As an Aquarian male myself maybe this might help. He obviously thinks something about you ,I know I wouldnt spend time talking,being so nice with a female if I wasnt interested.Just ask if he’s seeing anyone romantically,what does he think of you? Im sure he’ll understand where your taking it and you should get an answer.In answer to some other emails,in bed Ive never had any complaints,but then im not really “Mr.Average” size wise either.
Its so funny how a few of these emails offer up subterfuge as a way of getting your answer.If only more people were like Aquarians.Obviously your out of sorts right now if you dont know what to do.
Ive found that too. If a man is interested, no matter how introverted, he will make a move, if you give him an opportunity.
that was great advice. 😀 Wow she has 5 planets in Aquairus and she wants more aquarius? lol ;p
yeah it sounds like this aquarius man likes the energy of the double aquarius woman but not romantically and passionately. lol sorry the passionately word with aquarius is not really mixing ;P he keeps coming by her desk and wanting to talk. He enjoys the chatting and he needs that. But attractiveness …maybe his personal planets are just not into you. Honestly, he sounds like he wants two women, one who will give him intellectual and platonic love, and another woman who will make his hot coals rise. 😛 I have one planet in aquarius so i kind of understand. But it’s not good that these guys do these things.

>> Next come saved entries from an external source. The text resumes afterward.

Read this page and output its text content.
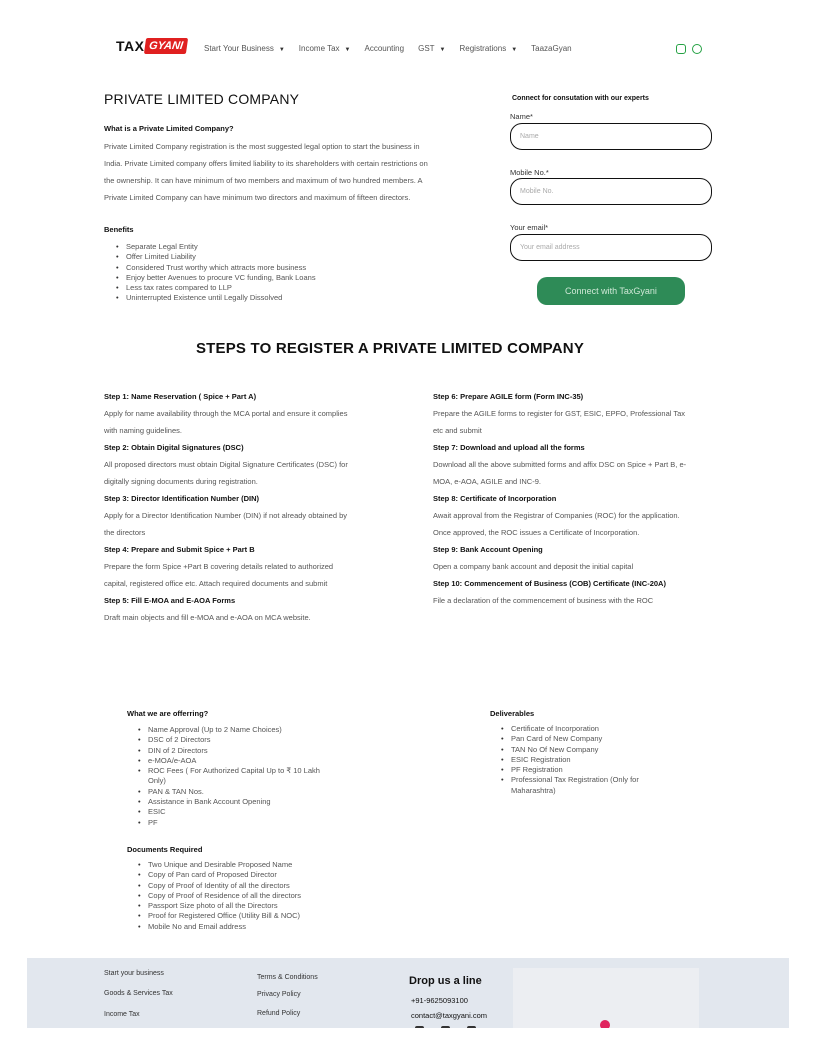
TAX GYANI	Start Your Business ▼ Income Tax ▼ Accounting GST ▼ Registrations ▼ TaazaGyan
PRIVATE LIMITED COMPANY
What is a Private Limited Company?

Private Limited Company registration is the most suggested legal option to start the business in India. Private Limited company offers limited liability to its shareholders with certain restrictions on the ownership. It can have minimum of two members and maximum of two hundred members. A Private Limited Company can have minimum two directors and maximum of fifteen directors.

Benefits
• Separate Legal Entity
• Offer Limited Liability
• Considered Trust worthy which attracts more business
• Enjoy better Avenues to procure VC funding, Bank Loans
• Less tax rates compared to LLP
• Uninterrupted Existence until Legally Dissolved
Connect for consutation with our experts
Name*
Name
Mobile No.*
Mobile No.
Your email*
Your email address
Connect with TaxGyani
STEPS TO REGISTER A PRIVATE LIMITED COMPANY
Step 1: Name Reservation ( Spice + Part A)
Apply for name availability through the MCA portal and ensure it complies with naming guidelines.
Step 2: Obtain Digital Signatures (DSC)
All proposed directors must obtain Digital Signature Certificates (DSC) for digitally signing documents during registration.
Step 3: Director Identification Number (DIN)
Apply for a Director Identification Number (DIN) if not already obtained by the directors
Step 4: Prepare and Submit Spice + Part B
Prepare the form Spice +Part B covering details related to authorized capital, registered office etc. Attach required documents and submit
Step 5: Fill E-MOA and E-AOA Forms
Draft main objects and fill e-MOA and e-AOA on MCA website.
Step 6: Prepare AGILE form (Form INC-35)
Prepare the AGILE forms to register for GST, ESIC, EPFO, Professional Tax etc and submit
Step 7: Download and upload all the forms
Download all the above submitted forms and affix DSC on Spice + Part B, e-MOA, e-AOA, AGILE and INC-9.
Step 8: Certificate of Incorporation
Await approval from the Registrar of Companies (ROC) for the application. Once approved, the ROC issues a Certificate of Incorporation.
Step 9: Bank Account Opening
Open a company bank account and deposit the initial capital
Step 10: Commencement of Business (COB) Certificate (INC-20A)
File a declaration of the commencement of business with the ROC
What we are offerring?
• Name Approval (Up to 2 Name Choices)
• DSC of 2 Directors
• DIN of 2 Directors
• e-MOA/e-AOA
• ROC Fees ( For Authorized Capital Up to ₹ 10 Lakh Only)
• PAN & TAN Nos.
• Assistance in Bank Account Opening
• ESIC
• PF
Deliverables
• Certificate of Incorporation
• Pan Card of New Company
• TAN No Of New Company
• ESIC Registration
• PF Registration
• Professional Tax Registration (Only for Maharashtra)
Documents Required
• Two Unique and Desirable Proposed Name
• Copy of Pan card of Proposed Director
• Copy of Proof of Identity of all the directors
• Copy of Proof of Residence of all the directors
• Passport Size photo of all the Directors
• Proof for Registered Office (Utility Bill & NOC)
• Mobile No and Email address
Start your business
Goods & Services Tax
Income Tax
Terms & Conditions
Privacy Policy
Refund Policy
Drop us a line
+91-9625093100
contact@taxgyani.com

I have seen fire sun sign men do the same thing or fire dominant guys… love talking to certain women and then the woman gets “feels” and the guy doesn’t want them back. I get really really upset and tell these guys that they are encouraging by being around them too long. The longer you stick around, the longer they get “feels”.. even if you say you are taken or not available. People are not robots. I think this is similar to the motto of you can’t be friends with a guy of the opposite sex unless he’s gay or he is family.